I primi giorni di contrattazione del nuovo anno a Wall Street sono stati caratterizzati da un segnale confortante: dopo una performance da record nel 2025, gli acquisti degli investitori retail sono esplosi. Secondo i dati analizzati da JP Morgan Securities, dall’inizio del 2026 i piccoli investitori hanno acquistato circa 10,1 miliardi di dollari in azioni statunitensi, superando di gran lunga la media settimanale degli ultimi 12 mesi, pari a circa 6,5 miliardi di dollari.
Lo scorso anno, gli afflussi retail sono stati quasi il doppio della media quinquennale, superando del 17% il precedente record del 2021 e segnando un balzo del 60% rispetto al 2024. Quanto emerge dai primi dati del 2026 lascia quindi ben sperare che il rally triennale della Borsa americana possa proseguire, vista l’importanza cruciale che rivestono gli investitori al dettaglio per le dinamiche azionarie.
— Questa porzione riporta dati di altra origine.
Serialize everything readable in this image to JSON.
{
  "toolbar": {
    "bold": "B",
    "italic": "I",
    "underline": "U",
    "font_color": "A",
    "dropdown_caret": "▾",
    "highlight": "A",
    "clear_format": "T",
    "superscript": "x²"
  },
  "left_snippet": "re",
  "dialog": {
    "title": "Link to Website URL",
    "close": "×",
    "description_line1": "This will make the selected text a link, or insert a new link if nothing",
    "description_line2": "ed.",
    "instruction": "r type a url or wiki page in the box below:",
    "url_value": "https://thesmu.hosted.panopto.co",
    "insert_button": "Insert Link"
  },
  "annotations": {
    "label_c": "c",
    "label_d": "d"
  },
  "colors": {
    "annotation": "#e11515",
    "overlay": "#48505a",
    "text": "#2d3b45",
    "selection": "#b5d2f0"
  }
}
"I mercati sembrano essere guidati più dai flussi di capitale che dalle valutazioni, quindi — finché gli investitori individuali sono disposti e in grado di destinare denaro alle azioni — questo è un segnale positivo per il mercato nel suo complesso", ha affermato Steve Sosnick, chief strategist di Interactive Brokers.
L’entusiasmo ha contagiato anche il mercato delle opzioni, con volumi cresciuti in maniera dirompente dopo la pausa estiva. Secondo Scott Rubner, responsabile della strategia azionaria e sui derivati azionari di Citadel Securities, gli investitori individuali hanno acquistato opzioni call in 35 delle ultime 36 settimane.
"La caratteristica distintiva dell’attività retail nel 2025 è stata un persistente ottimismo e, dopo aver guadagnato oltre 20 miliardi di dollari in opzioni sulla nostra piattaforma nel corso dell’anno, gli investitori retail entrano a gennaio con capitali pronti da investire", ha scritto Rubner in una nota ai clienti questa settimana.
Wall Street: la strategia "buy the dip"
Una delle strategie adottate dagli investitori retail è stata quella del "buy the dip", ovvero acquistare azioni a ogni ribasso. In particolare, gli operatori sono entrati in azione in occasione di tre importanti correzioni: quella determinata dall’avvento della startup cinese DeepSeek, il riassorbimento del momentum a marzo e, soprattutto, il crollo del 2 aprile, quando il presidente degli Stati Uniti Donald Trump ha annunciato per la prima volta i dazi reciproci.
Questa strategia ha portato a una performance superiore al 20% nel 2025, osserva JP Morgan, battendo i guadagni dell’indice S&P 500 del 16,39%. Tuttavia, resta da capire se nel lungo periodo questo modus operandi riuscirà a garantire gli stessi risultati. "La strategia del buy the dip ha funzionato in modo straordinario per un’ampia platea di investitori per un lungo periodo di tempo", ha osservato Sosnick. "È ragionevole aspettarsi che resti popolare finché continuerà a funzionare, come tutte le strategie 'a prova di errore'".
Citadel Securities si mostra ottimista e si aspetta che questa dinamica prosegua anche nel 2026. Nel 2025 gli investitori retail si sono concentrati soprattutto sulle azioni tecnologiche, come Nvidia; secondo Citadel, quest’anno i temi più popolari potrebbero essere il quantum computing, la robotica, l’automazione e i viaggi nello spazio.